Dec 152021


Beneath the Sod scrape back the top soil to lay bare all that is repulsive and feculent beneath. Narcotic and eldritch, Beneath the Sod erodes the listener with a writhing tapestry of industrial doom, grinding noise and hallucinatory horror. Punishing and bewildering, with each release Beneath the Sod sinks deeper into their unique and singularly maddening mire”.

Those are the accurately evocative words with which Cursed Monk Records introduces a new self-titled EP by this utterly diabolical Irish band, an EP set for release on December 17th that we’re presenting today in the full bloom of its terrors. We have more detailed commentary of our own, of course, but at least one more way of attempting to sum up the experience might be this:

It is deeply unsettling, even to the point of inducing queasiness in the listener, and brings forward the stuff of nightmares as old as humanity, and yet manages to become bewitching, to transfix attention, maybe in part because it is so fiendishly effective in crushing the soul and unhinging the mind.

To prepare your about-to-be-ruined mind for what is to come, Beneath the Sod begin with the ominous droning tones and frightening spoken words of “Silence of the Lead“, which then proceeds through the glacial gouging of gruesomely distorted guitar, a heaving bass pulse, the distant reverberating pop of drums, and larynx-ruining screams. The combined effect is as bleak as a sucking chest wound, and grows if anything more horrifying when the track segues into unearthly ambient tones and hideous roars.

The ghastly eeriness of the music is perpetuated in the booming drums, corrosive noise, and cacophonous vocal horrors of “Begotten of Grot“. The rhythms are unstable, the crackling and whining electronics unnerving, and the vocals thoroughly terrorizing. Ghosts seem to wail. Cauldrons seem to bubble. Funeral bells peal. We seem rooted in a torture chamber of unfathomable pain.

Then you’ll encounter “Drooping Spirit“, which might have been better-named “Ruined Spirit”. There’s a rhythm here, slow but syncopated. Like a giant reptile, a hopeless but perversely captivating keyboard melody undulates across a horrifying soundscape of hellish voices. A distorted guitar picks up the methodical melody and drags it along, then passes it to the weird pinging tones of a synth and the insectile skittering of electronics. Shivers will continue to run down your spine.

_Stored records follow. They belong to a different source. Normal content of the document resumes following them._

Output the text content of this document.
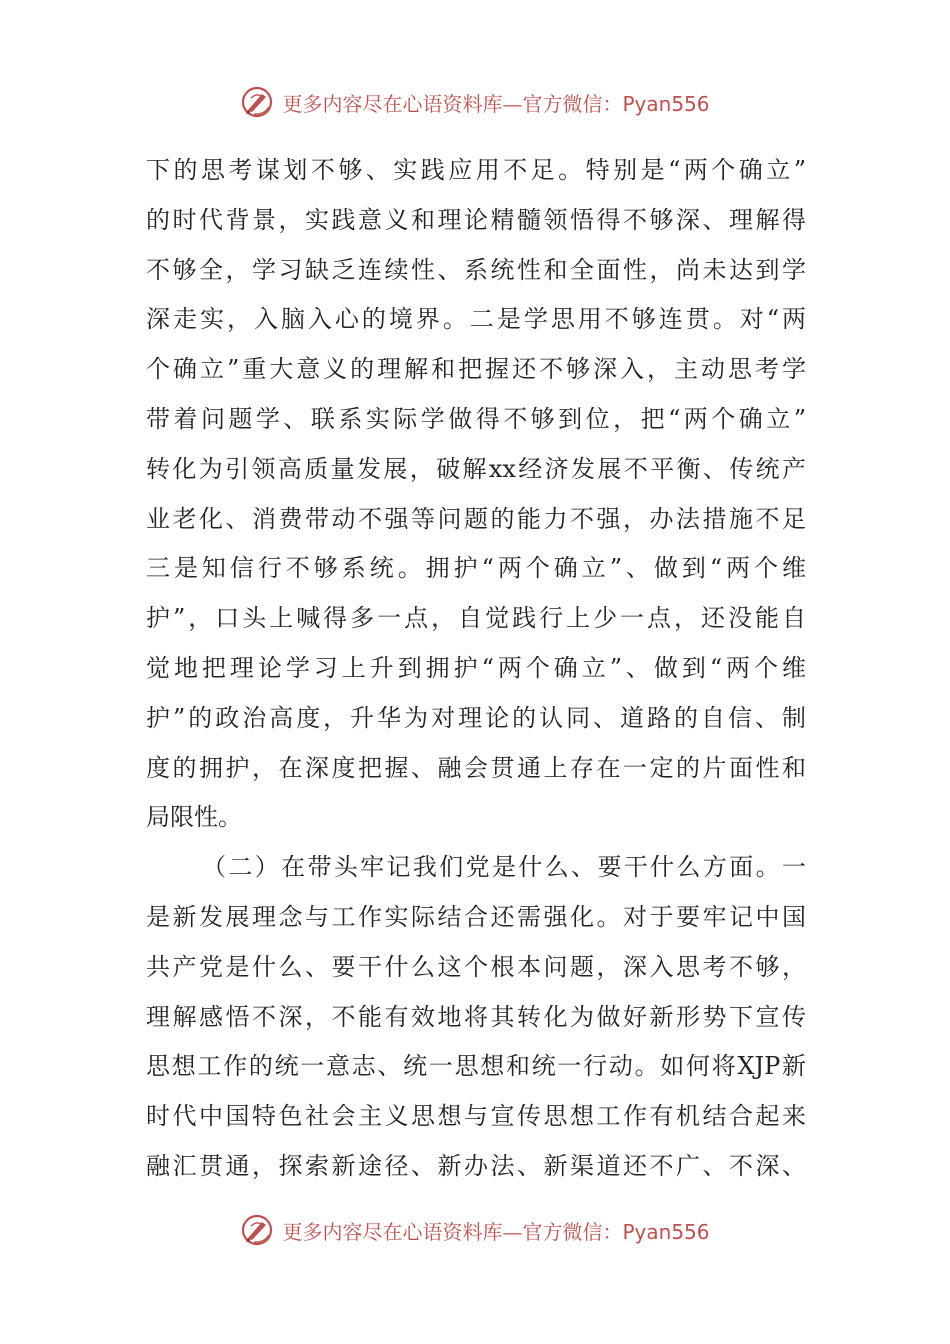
更多内容尽在心语资料库—官方微信：Pyan556
下的思考谋划不够、实践应用不足。特别是“两个确立”
的时代背景，实践意义和理论精髓领悟得不够深、理解得
不够全，学习缺乏连续性、系统性和全面性，尚未达到学
深走实，入脑入心的境界。二是学思用不够连贯。对“两
个确立”重大意义的理解和把握还不够深入，主动思考学
带着问题学、联系实际学做得不够到位，把“两个确立”
转化为引领高质量发展，破解xx经济发展不平衡、传统产
业老化、消费带动不强等问题的能力不强，办法措施不足
三是知信行不够系统。拥护“两个确立”、做到“两个维
护”，口头上喊得多一点，自觉践行上少一点，还没能自
觉地把理论学习上升到拥护“两个确立”、做到“两个维
护”的政治高度，升华为对理论的认同、道路的自信、制
度的拥护，在深度把握、融会贯通上存在一定的片面性和
局限性。
（二）在带头牢记我们党是什么、要干什么方面。一
是新发展理念与工作实际结合还需强化。对于要牢记中国
共产党是什么、要干什么这个根本问题，深入思考不够，
理解感悟不深，不能有效地将其转化为做好新形势下宣传
思想工作的统一意志、统一思想和统一行动。如何将XJP新
时代中国特色社会主义思想与宣传思想工作有机结合起来
融汇贯通，探索新途径、新办法、新渠道还不广、不深、
更多内容尽在心语资料库—官方微信：Pyan556
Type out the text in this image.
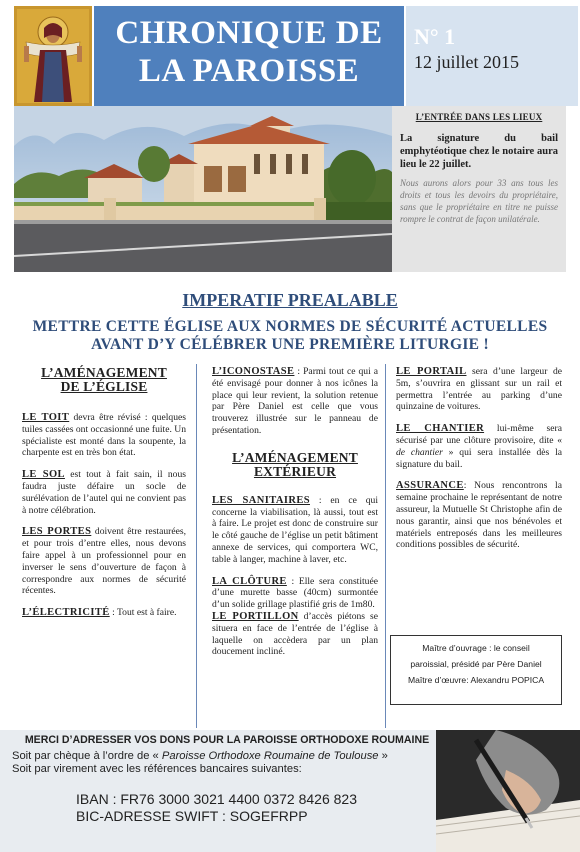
CHRONIQUE DE
LA PAROISSE
N° 1
12 juillet 2015
L’ENTRÉE DANS LES LIEUX
La signature du bail emphytéotique chez le notaire aura lieu le 22 juillet.
Nous aurons alors pour 33 ans tous les droits et tous les devoirs du propriétaire, sans que le propriétaire en titre ne puisse rompre le contrat de façon unilatérale.
IMPERATIF PREALABLE
METTRE CETTE ÉGLISE AUX NORMES DE SÉCURITÉ ACTUELLES
AVANT D’Y CÉLÉBRER UNE PREMIÈRE LITURGIE !
L’AMÉNAGEMENT
DE L’ÉGLISE

LE TOIT devra être révisé : quelques tuiles cassées ont occasionné une fuite. Un spécialiste est monté dans la soupente, la charpente est en très bon état.

LE SOL est tout à fait sain, il nous faudra juste défaire un socle de surélévation de l’autel qui ne convient pas à notre célébration.

LES PORTES doivent être restaurées, et pour trois d’entre elles, nous devons faire appel à un professionnel pour en inverser le sens d’ouverture de façon à correspondre aux normes de sécurité récentes.

L’ÉLECTRICITÉ : Tout est à faire.

L’ICONOSTASE : Parmi tout ce qui a été envisagé pour donner à nos icônes la place qui leur revient, la solution retenue par Père Daniel est celle que vous trouverez illustrée sur le panneau de présentation.

L’AMÉNAGEMENT
EXTÉRIEUR

LES SANITAIRES : en ce qui concerne la viabilisation, là aussi, tout est à faire. Le projet est donc de construire sur le côté gauche de l’église un petit bâtiment annexe de services, qui comportera WC, table à langer, machine à laver, etc.

LA CLÔTURE : Elle sera constituée d’une murette basse (40cm) surmontée d’un solide grillage plastifié gris de 1m80.

LE PORTILLON d’accès piétons se situera en face de l’entrée de l’église à laquelle on accèdera par un plan doucement incliné.

LE PORTAIL sera d’une largeur de 5m, s’ouvrira en glissant sur un rail et permettra l’entrée au parking d’une quinzaine de voitures.

LE CHANTIER lui-même sera sécurisé par une clôture provisoire, dite « de chantier » qui sera installée dès la signature du bail.

ASSURANCE: Nous rencontrons la semaine prochaine le représentant de notre assureur, la Mutuelle St Christophe afin de nous garantir, ainsi que nos bénévoles et matériels entreposés dans les meilleures conditions possibles de sécurité.

Maître d’ouvrage : le conseil
paroissial, présidé par Père Daniel
Maître d’œuvre: Alexandru POPICA
MERCI D’ADRESSER VOS DONS POUR LA PAROISSE ORTHODOXE ROUMAINE
Soit par chèque à l’ordre de « Paroisse Orthodoxe Roumaine de Toulouse »
Soit par virement avec les références bancaires suivantes:
IBAN : FR76 3000 3021 4400 0372 8426 823
BIC-ADRESSE SWIFT : SOGEFRPP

The vocals in “Drooping Spirit” will prevent listeners from becoming spellbound, but it still represents something of a lull before “Expulsion of Revulsion”, which sounds completely enraged, utterly beleaguered, and monumentally destructive. It discharges a morass of heaving and clawing bass-guitar abrasion, earth-shaking low-end upheavals, bomb-like detonations, crazed screaming, and a cruel cornucopia of other demented and demolishing noises (some of which sound like a saxophone being tortured). Again, there are cranium-popping, spine-snapping drum rhythms in the mix too, which help keep you tied down as the rest of the instrumentation inflicts its ruinous ministrations.

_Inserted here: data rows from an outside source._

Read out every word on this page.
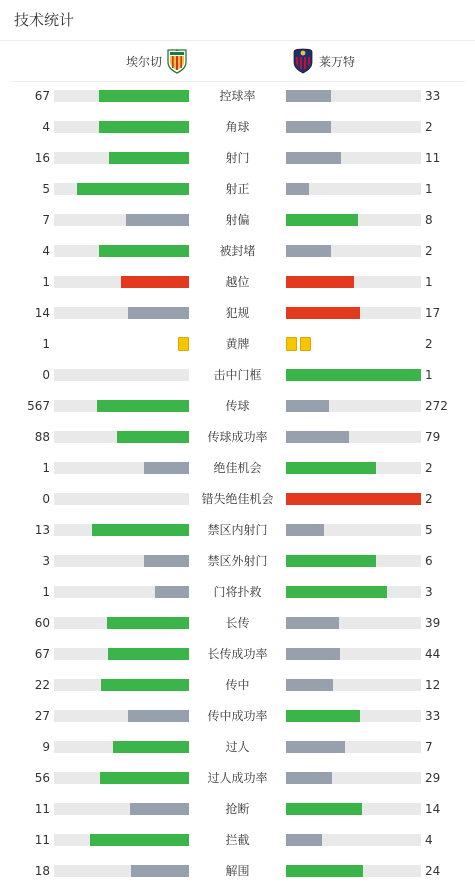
技术统计
埃尔切	莱万特
67	控球率	33
4	角球	2
16	射门	11
5	射正	1
7	射偏	8
4	被封堵	2
1	越位	1
14	犯规	17
1	黄牌	2
0	击中门框	1
567	传球	272
88	传球成功率	79
1	绝佳机会	2
0	错失绝佳机会	2
13	禁区内射门	5
3	禁区外射门	6
1	门将扑救	3
60	长传	39
67	长传成功率	44
22	传中	12
27	传中成功率	33
9	过人	7
56	过人成功率	29
11	抢断	14
11	拦截	4
18	解围	24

Speaking of ruinous, the opening collage of freaked-out noise that opens “Rustling of the Spheres” is definitely that. The ensuing craggy bass notes wander and weave like a drugged beast. A siren seems to scream behind a fusillade of jolting percussive grooves, which get out of the way as the bass starts lurching again, joined by paralyzing shrieks.

“Silence of the Lead” began the EP, and “Deafness of Lead” ends it — with rusted organ-like tones and acid-bathed-blood-spraying screams. The agony of whatever is making the riff is palpable. The track begins to sound almost symphonic in the mutated ringing tones with which it ends, sounds that leave no hope for the future.

This will be Beneath The Sod’s third release after their debut album Circling the Drain (Fort Evil Fruit, 2017), and their split with Crypticum, Transmorphic Eye (Cursed Monk Records, 2018). It features guest vocals from Richard Carson (Unyielding Love). It’s available for preorder now.